The old Islands restaurant in Montclair is finally demolished, a mere 13 years after it closed. Panera is coming. It took six years to pull off. Also, more news from around Montclair, like why the splash pad is closed for repairs. (Blame the supply chain.) Friday’s column is a rare all-Montclair effort.
What’s going to take the place of the drive-in theater in Montclair? Two warehouses and six industrial/office buildings. The City Council action slipped by us a few days before Christmas, but I belatedly have the details in my Friday column.
Sunday was the last night for Montclair’s Mission Tiki Drive-In. The theater’s long run, extended by COVID as development plans were delayed, came to an end without fanfare. I write about the drive-in and its history in my Wednesday column.
I get a sneak peek of Rhino Records’ new location in Montclair, to which the store is moving after 48 years in Claremont. It’s got a very different, more modern feel, but a lot of familiar faces, and it’s larger. I write about the move in my Sunday column.

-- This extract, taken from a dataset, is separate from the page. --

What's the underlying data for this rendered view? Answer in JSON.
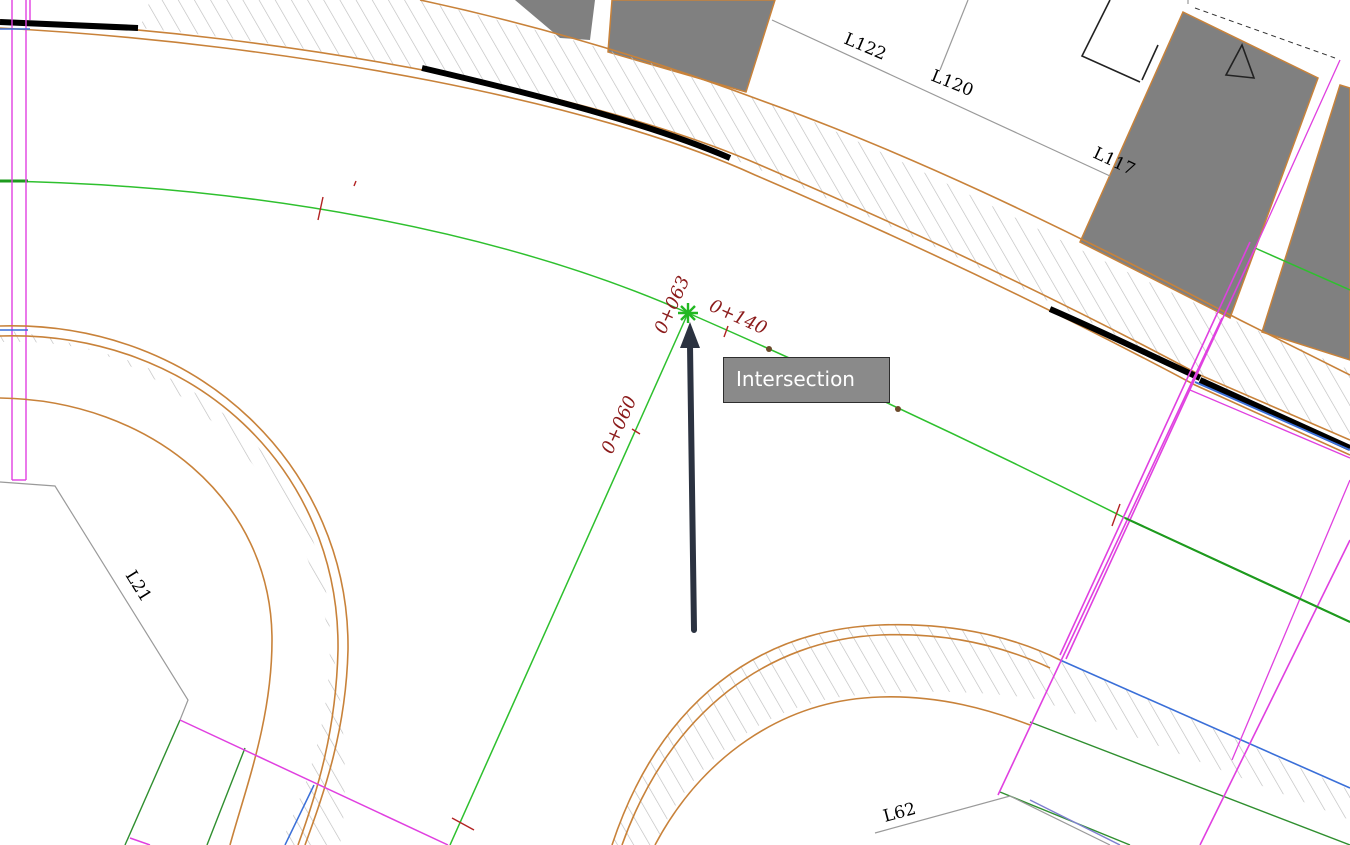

A ghost bike was placed in Montclair on Saturday morning for the former Upland councilman, Tom Thomas, who was struck and killed on Monte Vista Avenue while cycling. I was there to watch and pay my respects. It’s the subject of my timely Sunday column.
Mary Hill-Wagner of Montclair has published a memoir titled “Girlz ‘n the Hood,” which is about her childhood in South L.A. among 10 siblings and the mother who fiercely supported them. It’s kind of wild, sometimes sad, sometimes raucously funny. I read her book and then we had a good conversation about it and her mother for my Wednesday column.
As you may have gleaned from stray references in a few columns, I’ve gotten into climbing stairs daily, which isn’t easy to do when you live in a single-story home. This means I’m always on the lookout for stairs. At Montclair Place mall recently, I was leaving Barnes & Noble by its parking lot entrance when I spotted this impressive new set of stairs a few paces east leading to the upper-level AMC theaters — and gasped.
I went up and down five times. How many steps? I counted. Something like 42. Each trip up counted as two flights on my fitness app. This has to be the best semi-public staircase in Montclair, if not in many of our cities.
Only one other person, who looked like an AMC employee, took them while I was there. Everyone else lazily used the escalator.
A reader said I should write about the demise of the Inland Empire’s two Nordstrom stores, which closed in May (but were essentially already closed) without fanfare. That was a good idea, and I took her up on it for Wednesday’s column. It didn’t hurt, naturally, that the column might appeal to readers across a geographic span.
Montclair’s humble drive-in, the Mission Tiki, appears to be the only theater operating in all of Southern California. I take in a screening of “Knives Out” and talk to patrons for Sunday’s column.
Reader Harry Wright emails about a favorite topic here on the blog, the long-gone Midway Bar in Montclair, just past Claremont on Foothill Boulevard:
“The Midway was a flourishing establishment when I arrived at the Claremont Colleges in the fall of 1967. An extremely liberal attitude regarding proper identification ensured a regular clientele of baby-faced collegians. Both the Midway and the nearby eatery Stinkys were convenient to the colleges and for bikers speeding up and down Foothill between Pomona and San Bernardino. A belly full of greasy burgers from Stinkys then the Thursday night special — 50-cent pitchers at the Midway — was a stellar evening for the economy minded.
“There was an uneasy truce between the school boys and bikers that at times boiled over, resulting in fists flying, but never weapons, at least that I witnessed. Law enforcement visits were infrequent, but spurred a mad dash of college kids out the back or standing on the seat in a toilet stall, while an older patron also in the stall could exit if summoned by the cop to present proper ID.”
The world is always in need of stellar evenings for the economy minded. Thanks for the note, Mr. Wright.